Freja Mobile reinvents technology for digital identities that truly leverages the features of the smartphone, providing elevated levels of security and user convenience for login and signing.
The traditional way of overcoming the security risks associated with fixed passwords has been using hardware tokens generating one-time passwords. Replacing all of your different passwords with hardware tokens would simply not be sustainable, considering the large number of internet services we are using today.
When smartphones arrived a new generation of password tokens was born. The functionality of a hardware token were simply put inside a mobile application. However, these applications only generate one-time passwords, which is really far from leveraging the fact that a smartphone is a constantly connected computer with a screen that can display much more than a password.
Freja Mobile is the next generation of technology for digital identities. It truly leverages the properties of the smartphone which enables a whole new level of security, control and user convenience. With Freja Mobile your smartphone displays in detail what you are approving and what kind of transaction you are signing. It also solves the big challenge of securely provisioning smartphones over the internet, making it possible to enroll large numbers of users in an easy way at a low cost.

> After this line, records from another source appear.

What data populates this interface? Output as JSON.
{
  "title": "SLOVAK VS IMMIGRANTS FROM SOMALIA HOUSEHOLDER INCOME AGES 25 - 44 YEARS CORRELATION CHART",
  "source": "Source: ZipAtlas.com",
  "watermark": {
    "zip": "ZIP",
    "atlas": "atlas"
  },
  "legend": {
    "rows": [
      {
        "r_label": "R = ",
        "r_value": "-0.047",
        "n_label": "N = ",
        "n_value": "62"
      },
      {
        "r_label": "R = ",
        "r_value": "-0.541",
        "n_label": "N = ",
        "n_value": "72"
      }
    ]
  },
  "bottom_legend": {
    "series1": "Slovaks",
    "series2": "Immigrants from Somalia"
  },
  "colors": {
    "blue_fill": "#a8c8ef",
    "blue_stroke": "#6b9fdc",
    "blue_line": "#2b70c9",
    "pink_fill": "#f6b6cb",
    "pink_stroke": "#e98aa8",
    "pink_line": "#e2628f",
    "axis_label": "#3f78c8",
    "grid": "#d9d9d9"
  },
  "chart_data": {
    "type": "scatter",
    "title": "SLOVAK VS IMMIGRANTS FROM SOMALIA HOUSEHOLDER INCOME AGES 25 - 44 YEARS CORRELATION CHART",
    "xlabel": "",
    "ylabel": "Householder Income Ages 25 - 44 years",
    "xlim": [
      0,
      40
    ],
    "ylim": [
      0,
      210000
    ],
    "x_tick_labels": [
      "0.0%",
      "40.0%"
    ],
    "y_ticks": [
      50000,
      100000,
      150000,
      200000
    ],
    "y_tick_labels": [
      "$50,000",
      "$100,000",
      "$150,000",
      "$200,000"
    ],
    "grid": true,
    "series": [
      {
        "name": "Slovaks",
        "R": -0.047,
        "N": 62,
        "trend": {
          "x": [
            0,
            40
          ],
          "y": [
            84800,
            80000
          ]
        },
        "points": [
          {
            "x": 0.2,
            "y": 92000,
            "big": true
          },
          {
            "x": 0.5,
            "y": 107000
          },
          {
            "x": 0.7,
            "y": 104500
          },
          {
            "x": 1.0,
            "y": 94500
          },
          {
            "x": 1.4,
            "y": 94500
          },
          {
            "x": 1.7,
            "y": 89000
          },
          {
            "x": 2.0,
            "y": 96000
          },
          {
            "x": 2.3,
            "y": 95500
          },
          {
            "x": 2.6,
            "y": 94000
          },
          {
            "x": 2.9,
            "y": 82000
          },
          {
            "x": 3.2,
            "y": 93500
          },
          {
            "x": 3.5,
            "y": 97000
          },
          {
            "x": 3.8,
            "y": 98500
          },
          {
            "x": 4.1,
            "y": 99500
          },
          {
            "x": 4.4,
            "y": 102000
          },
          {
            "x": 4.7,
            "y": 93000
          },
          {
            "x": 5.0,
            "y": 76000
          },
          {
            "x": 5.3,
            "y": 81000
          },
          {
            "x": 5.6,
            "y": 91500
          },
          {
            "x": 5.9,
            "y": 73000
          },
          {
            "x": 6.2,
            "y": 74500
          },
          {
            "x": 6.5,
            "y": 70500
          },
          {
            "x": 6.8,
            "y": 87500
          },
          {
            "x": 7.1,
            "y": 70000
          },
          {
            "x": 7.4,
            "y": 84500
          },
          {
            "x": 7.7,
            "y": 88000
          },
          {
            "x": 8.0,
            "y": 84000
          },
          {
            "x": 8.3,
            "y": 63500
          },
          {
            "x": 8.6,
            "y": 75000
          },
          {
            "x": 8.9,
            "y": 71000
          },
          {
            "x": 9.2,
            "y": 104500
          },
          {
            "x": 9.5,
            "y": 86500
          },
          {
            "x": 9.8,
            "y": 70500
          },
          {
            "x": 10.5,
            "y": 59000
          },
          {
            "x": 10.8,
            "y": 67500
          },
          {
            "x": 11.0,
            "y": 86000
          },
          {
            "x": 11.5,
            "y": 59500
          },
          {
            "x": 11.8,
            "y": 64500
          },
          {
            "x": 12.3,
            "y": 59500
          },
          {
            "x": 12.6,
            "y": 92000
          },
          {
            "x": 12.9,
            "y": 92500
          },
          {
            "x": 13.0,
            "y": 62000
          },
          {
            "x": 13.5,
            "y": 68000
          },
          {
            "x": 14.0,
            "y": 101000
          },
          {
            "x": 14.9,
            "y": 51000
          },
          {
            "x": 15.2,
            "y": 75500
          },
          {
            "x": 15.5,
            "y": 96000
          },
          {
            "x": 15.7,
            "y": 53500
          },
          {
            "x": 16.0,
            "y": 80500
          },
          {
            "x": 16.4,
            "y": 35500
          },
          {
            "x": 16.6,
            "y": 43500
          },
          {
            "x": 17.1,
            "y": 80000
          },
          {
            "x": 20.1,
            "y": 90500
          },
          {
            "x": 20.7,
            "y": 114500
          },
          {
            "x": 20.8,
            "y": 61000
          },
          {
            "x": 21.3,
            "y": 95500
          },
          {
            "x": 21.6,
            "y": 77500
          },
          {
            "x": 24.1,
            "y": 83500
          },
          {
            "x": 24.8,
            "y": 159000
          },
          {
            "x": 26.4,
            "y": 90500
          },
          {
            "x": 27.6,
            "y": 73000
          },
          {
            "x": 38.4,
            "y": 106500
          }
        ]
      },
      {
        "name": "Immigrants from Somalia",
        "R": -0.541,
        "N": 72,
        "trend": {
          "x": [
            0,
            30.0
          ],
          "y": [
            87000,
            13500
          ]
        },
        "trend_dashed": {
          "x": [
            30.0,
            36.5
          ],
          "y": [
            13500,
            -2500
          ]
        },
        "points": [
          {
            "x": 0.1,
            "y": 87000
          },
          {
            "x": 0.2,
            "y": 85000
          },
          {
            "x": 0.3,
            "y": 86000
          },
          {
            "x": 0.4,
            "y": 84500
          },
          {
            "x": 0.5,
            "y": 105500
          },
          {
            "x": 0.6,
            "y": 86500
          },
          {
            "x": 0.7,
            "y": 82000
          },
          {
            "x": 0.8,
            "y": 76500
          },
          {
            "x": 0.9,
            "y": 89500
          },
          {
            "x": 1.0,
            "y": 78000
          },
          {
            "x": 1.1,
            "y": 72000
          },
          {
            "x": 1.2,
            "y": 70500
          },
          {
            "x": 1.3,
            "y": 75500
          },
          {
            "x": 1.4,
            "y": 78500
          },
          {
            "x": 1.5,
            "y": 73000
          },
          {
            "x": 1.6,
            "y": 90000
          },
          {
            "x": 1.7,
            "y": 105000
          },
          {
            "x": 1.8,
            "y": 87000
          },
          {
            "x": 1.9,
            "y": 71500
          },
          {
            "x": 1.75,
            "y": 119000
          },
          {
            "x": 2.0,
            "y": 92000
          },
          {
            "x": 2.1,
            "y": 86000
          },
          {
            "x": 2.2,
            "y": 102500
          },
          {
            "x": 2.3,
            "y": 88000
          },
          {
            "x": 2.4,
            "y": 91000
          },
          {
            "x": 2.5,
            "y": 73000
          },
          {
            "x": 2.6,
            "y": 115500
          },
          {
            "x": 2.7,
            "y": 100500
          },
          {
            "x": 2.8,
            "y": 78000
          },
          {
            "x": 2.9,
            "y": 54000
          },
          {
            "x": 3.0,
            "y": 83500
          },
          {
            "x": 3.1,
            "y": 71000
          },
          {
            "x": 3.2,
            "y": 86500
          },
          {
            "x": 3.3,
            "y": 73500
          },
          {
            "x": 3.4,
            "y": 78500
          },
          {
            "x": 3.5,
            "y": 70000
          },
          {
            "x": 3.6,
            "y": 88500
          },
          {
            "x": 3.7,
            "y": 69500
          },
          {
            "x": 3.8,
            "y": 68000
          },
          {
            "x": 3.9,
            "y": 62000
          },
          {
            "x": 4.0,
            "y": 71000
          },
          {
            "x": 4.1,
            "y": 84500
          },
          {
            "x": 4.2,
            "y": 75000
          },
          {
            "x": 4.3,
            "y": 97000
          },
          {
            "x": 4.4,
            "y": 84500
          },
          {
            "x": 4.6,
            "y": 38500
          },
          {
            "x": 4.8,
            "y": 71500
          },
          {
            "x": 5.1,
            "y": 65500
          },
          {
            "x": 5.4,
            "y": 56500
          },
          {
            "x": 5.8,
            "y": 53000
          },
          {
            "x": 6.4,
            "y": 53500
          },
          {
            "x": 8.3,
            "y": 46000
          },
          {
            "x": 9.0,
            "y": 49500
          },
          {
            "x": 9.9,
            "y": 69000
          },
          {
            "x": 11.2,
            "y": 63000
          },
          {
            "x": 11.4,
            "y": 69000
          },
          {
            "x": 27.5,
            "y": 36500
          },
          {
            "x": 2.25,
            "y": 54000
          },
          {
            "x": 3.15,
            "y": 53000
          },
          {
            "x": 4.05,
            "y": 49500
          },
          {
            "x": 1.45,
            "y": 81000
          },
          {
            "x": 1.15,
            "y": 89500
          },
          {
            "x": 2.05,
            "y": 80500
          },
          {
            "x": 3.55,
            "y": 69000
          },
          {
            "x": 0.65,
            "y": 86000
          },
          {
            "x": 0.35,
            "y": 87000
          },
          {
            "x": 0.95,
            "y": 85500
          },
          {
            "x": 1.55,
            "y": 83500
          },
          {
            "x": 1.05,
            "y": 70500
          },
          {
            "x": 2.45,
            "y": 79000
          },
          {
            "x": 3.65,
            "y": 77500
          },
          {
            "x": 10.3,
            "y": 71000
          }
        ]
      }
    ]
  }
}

Freja Mobile consists of two parts, the mobile authentication server and the smartphone application. It can be used for login purposes as well as for signing transactions. The authentication is transferred on a secure, separate channel directly to the service used, removing the need for the user to manually transfer a password or a code from the mobile to the web browser. This eliminates the risk of Man in the middle and Man in the browser attacks.
From a user´s point of view, all you have to do is to state your username in the browser. The mobile authentication server then sends a request, through the secure channel, to the mobile phone. Instead of getting a one-time password, you get a message displaying exactly what you are about to approve, for example the name of the website you are logging in to. To confirm login, just enter your personal PIN code on the phone and the login is processed through the secure channel.
The same procedure takes place when signing transactions – providing the user with a message of the exact details of what is being signed – making the technology secure enough to handle money transfers and other transactions requiring top level security.
The Freja Mobile technology can be deployed everywhere fixed passwords or any kind of multi factor tokens are used; corporate networks, public sector services, e-commerce, banking, gambling or any other service where you need the combination of strong security and user convenience for large user groups. Freja Mobile can be used as a standalone application or as an integrated component in your existing app.